Let’s explore them. Generally speaking, full-employment means that everyone who wants a job can get one. How about price stability? That one is even less obvious than full-employment. The FOMC has decided to define stability as gently rising. So when inflation is moving up, but not up at a worrisome pace, they find prices are stable. Confusing? Yes, but that’s why they define a two percent inflation rate as stable.
These mandates are theoretically at odds with one another. Historically, full-employment leads to rising wages, which creates two issues: higher input costs to employers and more money chasing goods and services. Both of these knock-on effects are more likely to cause upward pressure on prices (inflation) than not. Does it matter that these mandates are in conflict? The short answer could be yes.
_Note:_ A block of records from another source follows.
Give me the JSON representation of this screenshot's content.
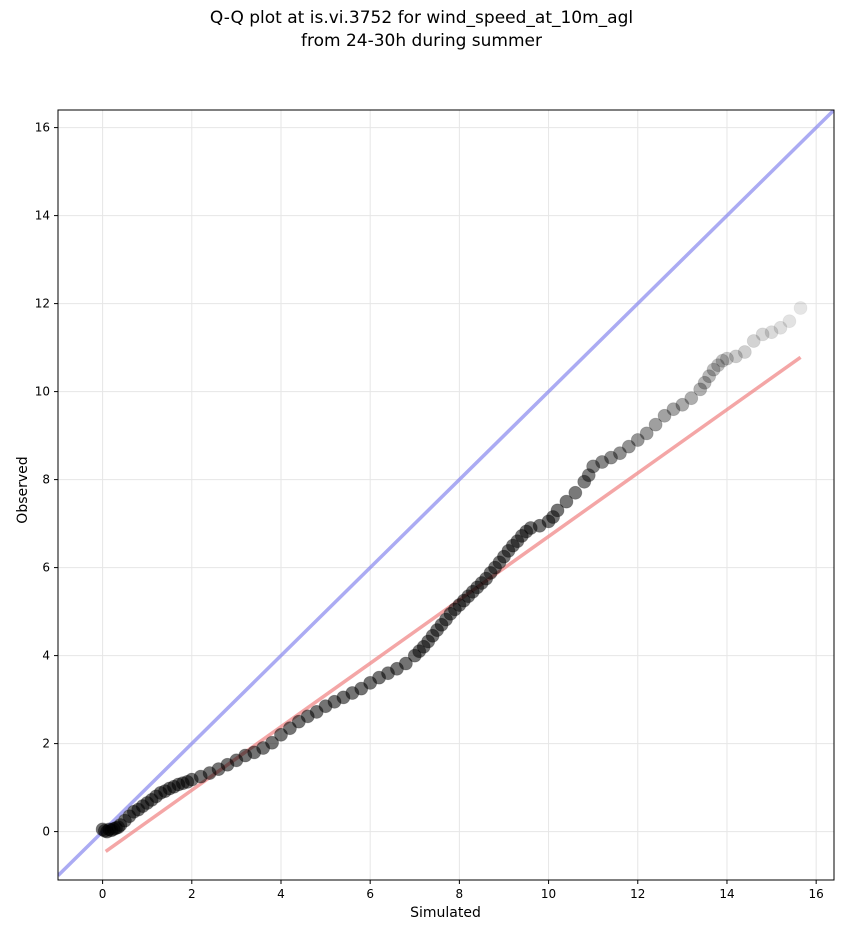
{
  "chart_data": {
    "type": "scatter",
    "title": "Q-Q plot at is.vi.3752 for wind_speed_at_10m_agl",
    "subtitle": "from 24-30h during summer",
    "xlabel": "Simulated",
    "ylabel": "Observed",
    "xlim": [
      -1.0,
      16.4
    ],
    "ylim": [
      -1.1,
      16.4
    ],
    "xticks": [
      0,
      2,
      4,
      6,
      8,
      10,
      12,
      14,
      16
    ],
    "yticks": [
      0,
      2,
      4,
      6,
      8,
      10,
      12,
      14,
      16
    ],
    "grid": true,
    "reference_lines": [
      {
        "kind": "identity",
        "color": "#8888ee",
        "x": [
          -1.0,
          16.4
        ],
        "y": [
          -1.0,
          16.4
        ]
      },
      {
        "kind": "fit",
        "color": "#f08080",
        "x": [
          0.07,
          15.65
        ],
        "y": [
          -0.45,
          10.78
        ]
      }
    ],
    "series": [
      {
        "color": "#000000",
        "x": [
          0.0,
          0.05,
          0.1,
          0.15,
          0.2,
          0.25,
          0.3,
          0.35,
          0.4,
          0.5,
          0.6,
          0.7,
          0.8,
          0.9,
          1.0,
          1.1,
          1.2,
          1.3,
          1.4,
          1.5,
          1.6,
          1.7,
          1.8,
          1.9,
          2.0,
          2.2,
          2.4,
          2.6,
          2.8,
          3.0,
          3.2,
          3.4,
          3.6,
          3.8,
          4.0,
          4.2,
          4.4,
          4.6,
          4.8,
          5.0,
          5.2,
          5.4,
          5.6,
          5.8,
          6.0,
          6.2,
          6.4,
          6.6,
          6.8,
          7.0,
          7.1,
          7.2,
          7.3,
          7.4,
          7.5,
          7.6,
          7.7,
          7.8,
          7.9,
          8.0,
          8.1,
          8.2,
          8.3,
          8.4,
          8.5,
          8.6,
          8.7,
          8.8,
          8.9,
          9.0,
          9.1,
          9.2,
          9.3,
          9.4,
          9.5,
          9.6,
          9.8,
          10.0,
          10.1,
          10.2,
          10.4,
          10.6,
          10.8,
          10.9,
          11.0,
          11.2,
          11.4,
          11.6,
          11.8,
          12.0,
          12.2,
          12.4,
          12.6,
          12.8,
          13.0,
          13.2,
          13.4,
          13.5,
          13.6,
          13.7,
          13.8,
          13.9,
          14.0,
          14.2,
          14.4,
          14.6,
          14.8,
          15.0,
          15.2,
          15.4,
          15.65
        ],
        "y": [
          0.05,
          0.02,
          0.0,
          0.05,
          0.03,
          0.06,
          0.08,
          0.1,
          0.15,
          0.25,
          0.35,
          0.45,
          0.5,
          0.58,
          0.65,
          0.72,
          0.8,
          0.88,
          0.92,
          0.98,
          1.02,
          1.07,
          1.1,
          1.13,
          1.18,
          1.25,
          1.33,
          1.42,
          1.52,
          1.62,
          1.73,
          1.8,
          1.9,
          2.02,
          2.2,
          2.35,
          2.5,
          2.62,
          2.72,
          2.85,
          2.95,
          3.05,
          3.15,
          3.25,
          3.38,
          3.5,
          3.6,
          3.7,
          3.82,
          4.0,
          4.1,
          4.2,
          4.32,
          4.45,
          4.58,
          4.7,
          4.82,
          4.95,
          5.05,
          5.15,
          5.25,
          5.35,
          5.45,
          5.55,
          5.65,
          5.75,
          5.88,
          6.0,
          6.12,
          6.25,
          6.38,
          6.5,
          6.6,
          6.72,
          6.82,
          6.9,
          6.95,
          7.05,
          7.15,
          7.3,
          7.5,
          7.7,
          7.95,
          8.1,
          8.3,
          8.4,
          8.5,
          8.6,
          8.75,
          8.9,
          9.05,
          9.25,
          9.45,
          9.6,
          9.7,
          9.85,
          10.05,
          10.2,
          10.35,
          10.5,
          10.6,
          10.7,
          10.75,
          10.8,
          10.9,
          11.15,
          11.3,
          11.35,
          11.45,
          11.6,
          11.9
        ]
      }
    ]
  }
}
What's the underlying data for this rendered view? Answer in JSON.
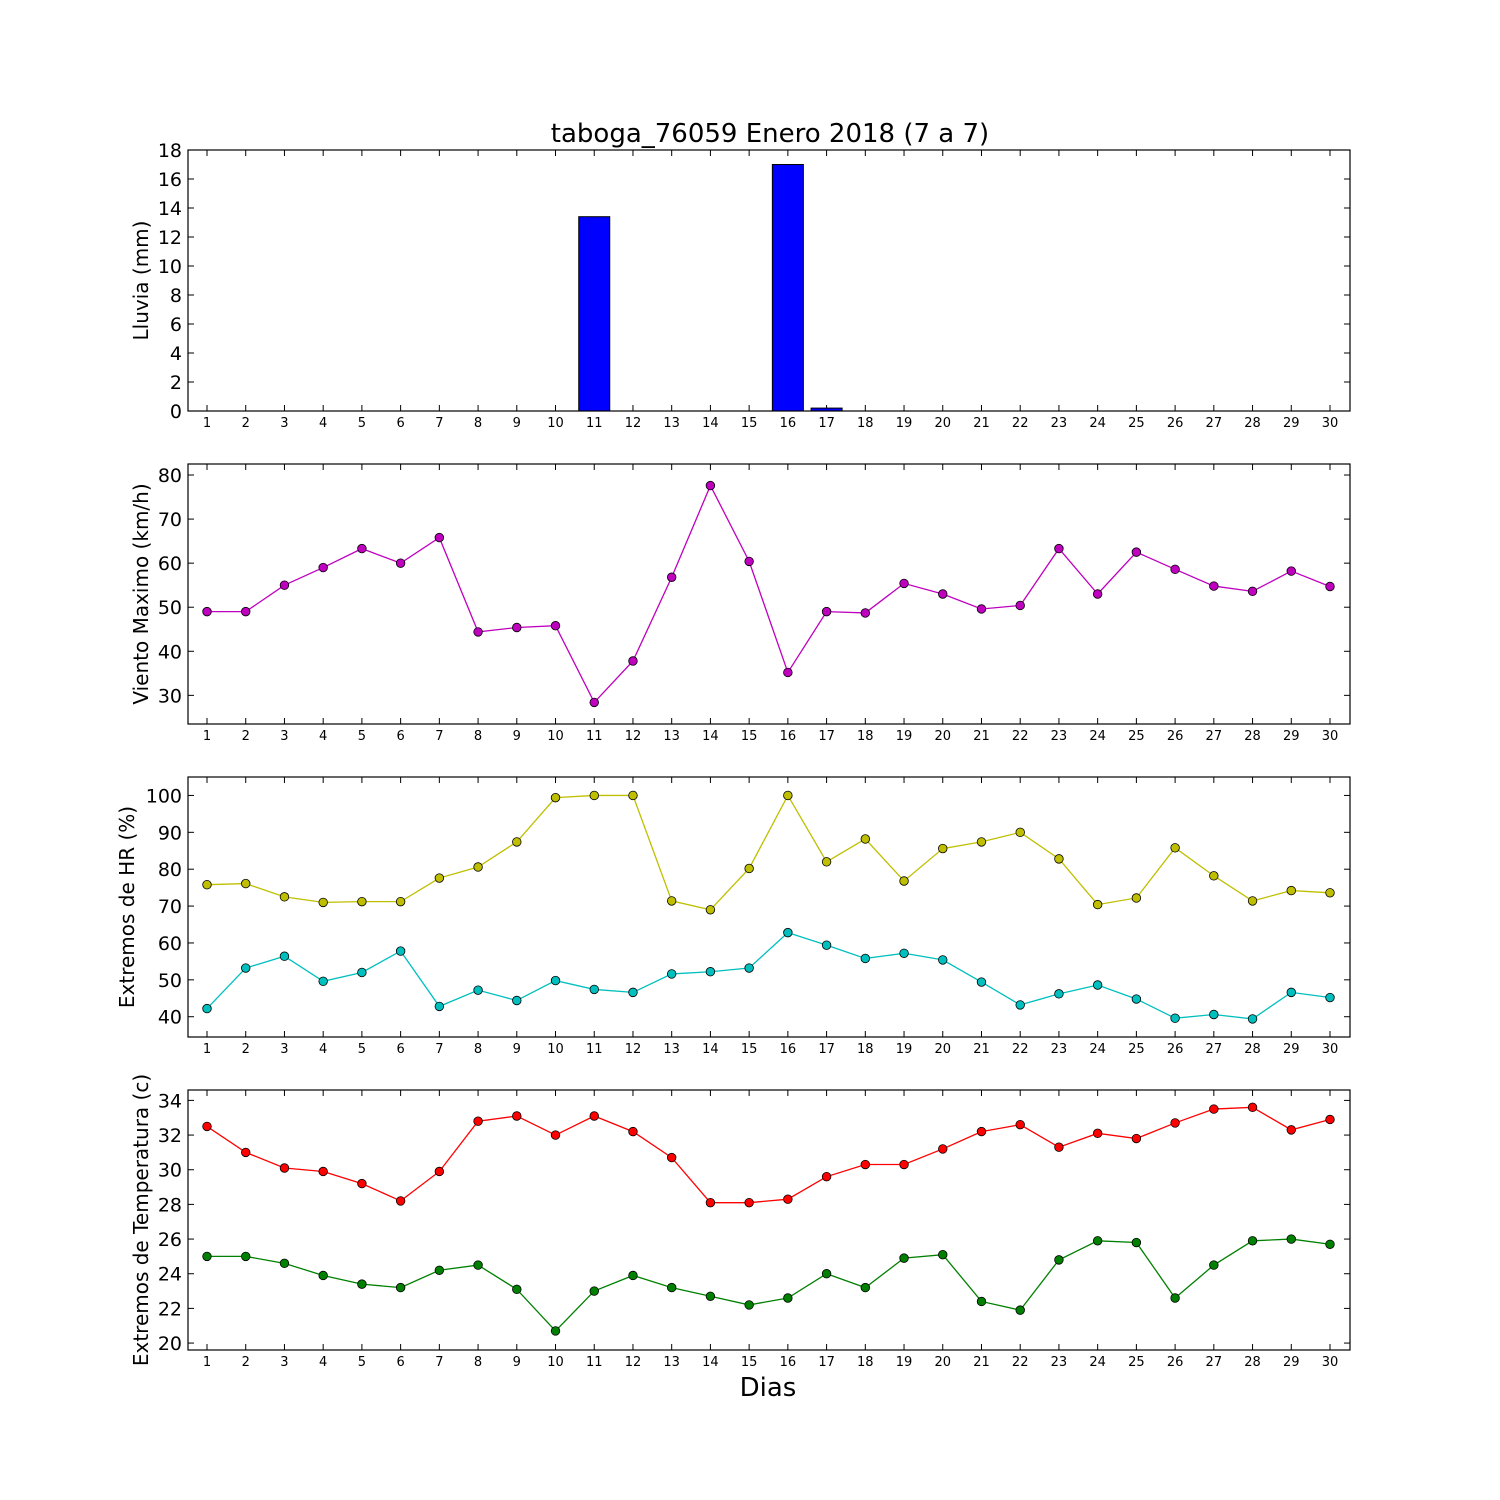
{
  "figure": {
    "title": "taboga_76059 Enero 2018  (7 a 7)",
    "xlabel": "Dias"
  },
  "chart_data": [
    {
      "type": "bar",
      "ylabel": "Lluvia (mm)",
      "ylim": [
        0,
        18
      ],
      "yticks": [
        0,
        2,
        4,
        6,
        8,
        10,
        12,
        14,
        16,
        18
      ],
      "x": [
        1,
        2,
        3,
        4,
        5,
        6,
        7,
        8,
        9,
        10,
        11,
        12,
        13,
        14,
        15,
        16,
        17,
        18,
        19,
        20,
        21,
        22,
        23,
        24,
        25,
        26,
        27,
        28,
        29,
        30
      ],
      "series": [
        {
          "color": "#0000ff",
          "values": [
            0,
            0,
            0,
            0,
            0,
            0,
            0,
            0,
            0,
            0,
            13.4,
            0,
            0,
            0,
            0,
            17.0,
            0.2,
            0,
            0,
            0,
            0,
            0,
            0,
            0,
            0,
            0,
            0,
            0,
            0,
            0
          ]
        }
      ]
    },
    {
      "type": "line",
      "ylabel": "Viento Maximo (km/h)",
      "ylim": [
        23.5,
        82.5
      ],
      "yticks": [
        30,
        40,
        50,
        60,
        70,
        80
      ],
      "x": [
        1,
        2,
        3,
        4,
        5,
        6,
        7,
        8,
        9,
        10,
        11,
        12,
        13,
        14,
        15,
        16,
        17,
        18,
        19,
        20,
        21,
        22,
        23,
        24,
        25,
        26,
        27,
        28,
        29,
        30
      ],
      "series": [
        {
          "color": "#bf00bf",
          "values": [
            49,
            49,
            55,
            59,
            63.3,
            60,
            65.8,
            44.4,
            45.4,
            45.8,
            28.4,
            37.8,
            56.8,
            77.6,
            60.4,
            35.2,
            49,
            48.7,
            55.4,
            53,
            49.6,
            50.4,
            63.3,
            53,
            62.5,
            58.6,
            54.8,
            53.6,
            58.2,
            54.7
          ]
        }
      ]
    },
    {
      "type": "line",
      "ylabel": "Extremos de HR (%)",
      "ylim": [
        34.5,
        105
      ],
      "yticks": [
        40,
        50,
        60,
        70,
        80,
        90,
        100
      ],
      "x": [
        1,
        2,
        3,
        4,
        5,
        6,
        7,
        8,
        9,
        10,
        11,
        12,
        13,
        14,
        15,
        16,
        17,
        18,
        19,
        20,
        21,
        22,
        23,
        24,
        25,
        26,
        27,
        28,
        29,
        30
      ],
      "series": [
        {
          "color": "#bfbf00",
          "values": [
            75.8,
            76.1,
            72.5,
            71,
            71.2,
            71.2,
            77.6,
            80.6,
            87.4,
            99.4,
            100,
            100,
            71.4,
            69,
            80.2,
            100,
            82,
            88.2,
            76.8,
            85.6,
            87.4,
            90,
            82.8,
            70.4,
            72.2,
            85.8,
            78.2,
            71.4,
            74.2,
            73.6
          ]
        },
        {
          "color": "#00bfbf",
          "values": [
            42.2,
            53.2,
            56.4,
            49.6,
            52,
            57.8,
            42.8,
            47.2,
            44.4,
            49.8,
            47.4,
            46.6,
            51.6,
            52.2,
            53.2,
            62.8,
            59.4,
            55.8,
            57.2,
            55.4,
            49.4,
            43.2,
            46.2,
            48.6,
            44.8,
            39.6,
            40.6,
            39.4,
            46.6,
            45.2
          ]
        }
      ]
    },
    {
      "type": "line",
      "ylabel": "Extremos de Temperatura (c)",
      "ylim": [
        19.6,
        34.6
      ],
      "yticks": [
        20,
        22,
        24,
        26,
        28,
        30,
        32,
        34
      ],
      "x": [
        1,
        2,
        3,
        4,
        5,
        6,
        7,
        8,
        9,
        10,
        11,
        12,
        13,
        14,
        15,
        16,
        17,
        18,
        19,
        20,
        21,
        22,
        23,
        24,
        25,
        26,
        27,
        28,
        29,
        30
      ],
      "series": [
        {
          "color": "#ff0000",
          "values": [
            32.5,
            31,
            30.1,
            29.9,
            29.2,
            28.2,
            29.9,
            32.8,
            33.1,
            32,
            33.1,
            32.2,
            30.7,
            28.1,
            28.1,
            28.3,
            29.6,
            30.3,
            30.3,
            31.2,
            32.2,
            32.6,
            31.3,
            32.1,
            31.8,
            32.7,
            33.5,
            33.6,
            32.3,
            32.9
          ]
        },
        {
          "color": "#008000",
          "values": [
            25,
            25,
            24.6,
            23.9,
            23.4,
            23.2,
            24.2,
            24.5,
            23.1,
            20.7,
            23,
            23.9,
            23.2,
            22.7,
            22.2,
            22.6,
            24,
            23.2,
            24.9,
            25.1,
            22.4,
            21.9,
            24.8,
            25.9,
            25.8,
            22.6,
            24.5,
            25.9,
            26,
            25.7
          ]
        }
      ]
    }
  ]
}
When the economy has high unemployment, the FOMC attempts to stimulate output by lowering rates, and they raise rates to cool things off when inflation gets past their comfort zone. However, research from the Federal Reserve Bank of Richmond (click here), indicates results from monetary policies are asymmetric. Our central bank appears to be better at cooling off a hot economy than stimulating it during a recession.
This could help explain the reluctant growth rate in America since the Great Recession. Despite historic attempts at stimulating output, America’s growth rate has averaged 2.3 percent since its end. That is 36 percent slower than the expansion America enjoyed from 1991 to 2001, a period of similar length.
Atlas has been writing about deceleration in some of our indicators for several months now. When combined with some of the recent testimony from FOMC Chairman Jerome Powel, the findings of the research from the Richmond Fed make it seem unlikely that the FOMC will rush to continue raising rates until signs of a quicker economic pace begin developing.